Page last updated at 14:00 GMT, Monday, 22 March 2010

Prosecutors must 'raise game' on disabled hate crime

Keith Shortman: "They just decided to pick on a disabled person"

The Crown Prosecution Service should do more to help disabled victims of hate crime, an official has said.

Joanna Perry, of the CPS's equality and diversity unit, said the prosecution service for England and Wales needed to "raise its game" over the issue.

She added that it must secure more successful prosecutions against those who target people with disabilities.

Charity Mencap welcomed the call, saying many people with disabilities were reluctant to report crimes.

New guidelines

Ms Perry's comments follow the case of Fiona Pilkington, who killed herself and her disabled daughter, Francecca Hardwick, 18, after years of abuse from a gang in Barwell, Leicestershire.

And last March a man with learning difficulties, David Askew, collapsed and died after allegedly being harassed by youths in Greater Manchester.

We have to make sure that we are working really hard to prevent these things from happening in the first place
Chief Constable Steve Otter
Association of Chief Police Officers

The CPS has recently issued new guidelines to prosecutors which it says will help increase the number of cases brought to court.

They include a list of common factors in disability hate crime, asking prosecutors to look at whether there has been a pattern of offences, and encouraging more focus on the victim's right to justice.

While the police and prosecution service have had some success in tackling race, religious and homophobic crime, they admit they have been less successful in combating hate crimes targeted at disabled people.

In an interview with the BBC, Ms Perry said: "We think that the CPS could raise its game and that we could better identify where there is hostility against disabled people - in other words, where there's evidence we can bring to the courts' attention that shows that this crime, for example, was not just a robbery, it was a disability hate crime robbery."

'Kicked and punched'

But Ian Kelcey, chairman of the Law Society criminal law committee, warned that many such cases would not make it into court

"A lot of these cases may fall at the first hurdle," he said.

"When people with disabilities realise they've got to go to court, they've got to give evidence, they may feel somewhat disempowered, somewhat reluctant to go to court because of the issue of repercussions."

Fiona Pilkington (l) and daughter Francecca Hardwick
Leicestershire police failed to treat the Pilkingtons' case as hate crime

Police say hate crime against people with disabilities is often difficult to define, but better training has raised awareness.

Chief Constable Steve Otter, from the Association of Chief Police Officers, said agencies needed to work together to tackle the problem.

"There's no doubt we can do more.
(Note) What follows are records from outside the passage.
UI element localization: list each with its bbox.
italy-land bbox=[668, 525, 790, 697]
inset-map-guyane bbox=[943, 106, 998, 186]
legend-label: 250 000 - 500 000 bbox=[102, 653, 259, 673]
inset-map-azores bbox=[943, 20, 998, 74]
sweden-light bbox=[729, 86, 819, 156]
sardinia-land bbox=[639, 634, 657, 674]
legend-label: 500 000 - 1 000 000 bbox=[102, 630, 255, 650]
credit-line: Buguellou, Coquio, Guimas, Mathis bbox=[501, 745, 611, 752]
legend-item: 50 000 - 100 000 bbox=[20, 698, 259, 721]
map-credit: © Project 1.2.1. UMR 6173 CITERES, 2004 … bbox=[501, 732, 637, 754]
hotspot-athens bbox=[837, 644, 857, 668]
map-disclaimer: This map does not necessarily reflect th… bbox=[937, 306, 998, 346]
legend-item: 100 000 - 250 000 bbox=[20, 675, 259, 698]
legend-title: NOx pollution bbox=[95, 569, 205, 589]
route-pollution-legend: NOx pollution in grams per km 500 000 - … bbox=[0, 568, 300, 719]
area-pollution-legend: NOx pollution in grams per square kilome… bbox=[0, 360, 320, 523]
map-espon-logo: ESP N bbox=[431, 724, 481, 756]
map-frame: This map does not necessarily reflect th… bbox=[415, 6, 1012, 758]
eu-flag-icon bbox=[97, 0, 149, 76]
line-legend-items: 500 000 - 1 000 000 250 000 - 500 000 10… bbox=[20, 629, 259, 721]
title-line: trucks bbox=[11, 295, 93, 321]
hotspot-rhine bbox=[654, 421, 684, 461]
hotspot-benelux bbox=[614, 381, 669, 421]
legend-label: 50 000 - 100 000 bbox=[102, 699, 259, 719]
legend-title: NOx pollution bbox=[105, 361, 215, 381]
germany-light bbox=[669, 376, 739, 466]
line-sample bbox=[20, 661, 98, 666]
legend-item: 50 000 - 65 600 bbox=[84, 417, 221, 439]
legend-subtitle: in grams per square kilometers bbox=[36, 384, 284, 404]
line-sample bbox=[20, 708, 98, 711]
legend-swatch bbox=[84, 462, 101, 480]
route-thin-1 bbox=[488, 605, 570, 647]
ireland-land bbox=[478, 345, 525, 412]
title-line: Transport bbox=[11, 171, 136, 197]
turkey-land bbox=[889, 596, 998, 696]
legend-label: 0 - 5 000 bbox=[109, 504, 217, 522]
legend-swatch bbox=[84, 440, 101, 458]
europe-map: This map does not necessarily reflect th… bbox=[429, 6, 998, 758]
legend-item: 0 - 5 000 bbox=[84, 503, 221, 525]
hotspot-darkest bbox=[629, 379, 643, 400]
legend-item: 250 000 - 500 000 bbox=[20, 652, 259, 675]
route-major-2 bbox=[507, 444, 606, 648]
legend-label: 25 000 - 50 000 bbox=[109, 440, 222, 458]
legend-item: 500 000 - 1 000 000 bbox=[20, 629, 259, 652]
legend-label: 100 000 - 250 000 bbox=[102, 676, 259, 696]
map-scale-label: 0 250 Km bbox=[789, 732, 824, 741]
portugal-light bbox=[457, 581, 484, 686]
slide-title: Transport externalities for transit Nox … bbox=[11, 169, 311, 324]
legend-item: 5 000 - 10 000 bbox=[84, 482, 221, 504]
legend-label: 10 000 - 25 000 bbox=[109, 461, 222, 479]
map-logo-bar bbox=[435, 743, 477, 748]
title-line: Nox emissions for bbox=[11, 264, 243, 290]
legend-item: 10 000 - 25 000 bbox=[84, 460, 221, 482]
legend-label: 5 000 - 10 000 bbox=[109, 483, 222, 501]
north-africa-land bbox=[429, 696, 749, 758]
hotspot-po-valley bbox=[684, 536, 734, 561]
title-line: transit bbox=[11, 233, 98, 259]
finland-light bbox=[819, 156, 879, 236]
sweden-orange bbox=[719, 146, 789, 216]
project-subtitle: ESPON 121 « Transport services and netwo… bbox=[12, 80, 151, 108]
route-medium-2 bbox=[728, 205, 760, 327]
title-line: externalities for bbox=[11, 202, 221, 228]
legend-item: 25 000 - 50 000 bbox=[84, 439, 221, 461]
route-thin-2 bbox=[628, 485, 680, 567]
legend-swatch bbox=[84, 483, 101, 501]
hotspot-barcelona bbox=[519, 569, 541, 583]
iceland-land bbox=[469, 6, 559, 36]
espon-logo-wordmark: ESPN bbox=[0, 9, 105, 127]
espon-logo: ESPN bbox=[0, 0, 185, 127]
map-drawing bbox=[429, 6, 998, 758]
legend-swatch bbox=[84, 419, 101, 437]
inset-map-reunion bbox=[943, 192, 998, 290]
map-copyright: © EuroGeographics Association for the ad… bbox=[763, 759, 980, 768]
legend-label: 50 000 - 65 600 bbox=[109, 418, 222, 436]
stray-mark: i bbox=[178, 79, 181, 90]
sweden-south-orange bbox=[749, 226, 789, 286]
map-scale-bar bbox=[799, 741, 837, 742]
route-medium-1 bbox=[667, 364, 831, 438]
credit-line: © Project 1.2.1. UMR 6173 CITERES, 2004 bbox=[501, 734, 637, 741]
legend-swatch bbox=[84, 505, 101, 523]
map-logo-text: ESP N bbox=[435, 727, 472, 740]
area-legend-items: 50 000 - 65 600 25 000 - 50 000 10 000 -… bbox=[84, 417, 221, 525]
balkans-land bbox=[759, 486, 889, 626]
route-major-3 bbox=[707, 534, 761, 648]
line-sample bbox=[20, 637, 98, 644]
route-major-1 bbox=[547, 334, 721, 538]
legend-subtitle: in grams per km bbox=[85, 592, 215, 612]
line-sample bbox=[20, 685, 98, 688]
It's very challenging - we have to make sure our officers are trained properly so they can identify disability and mental health issues," he said.

"We have to make sure that we can get the evidence into court in an admissible way and we have to make sure that we are working really hard to prevent these things from happening in the first place."

Disability hate victim Keith Shortman spent two years sleeping under a bridge because he was too scared to stay at home after being targeted.

He told BBC News: "I got kicked and punched to the ground. They just decided to pick on a disabled person.

"They kept banging on the door, waking me up while I was asleep. I didn't want to stay in the house because I didn't want to be terrorised."

'Authority fear'

Mencap says it has conducted research that suggests about 90% of people with learning disabilities have been bullied, many of them victims of crime.

The charity's chief executive Mark Goldring told the BBC: "It's great that the CPS have said this now. A lot of the issue is people don't report it, and people are scared to report. They're scared of coming into contact with authority.

"When they do, they're seen as being unreliable, very difficult to pin down - people with a learning difficulty find it very hard to express themselves.

"People with all disabilities fear that contact with authority, then authority thinks they're not going to be very reliable witnesses."

Disability charity Scope said recognition of the need to tackle hate crime was long overdue.

Ruth Scott, policy and campaigns director of Scope, said: "Too many disabled people are being denied justice for the crimes committed against them and conviction rates for disability hate crimes are still much lower than other types of hate crime.

"New guidelines for police are a step in the right direction. Police officers and prosecutors need much clearer guidance and training on how to recognise, investigate and prosecute disability hate crimes if disabled people are to have any confidence in the criminal justice system."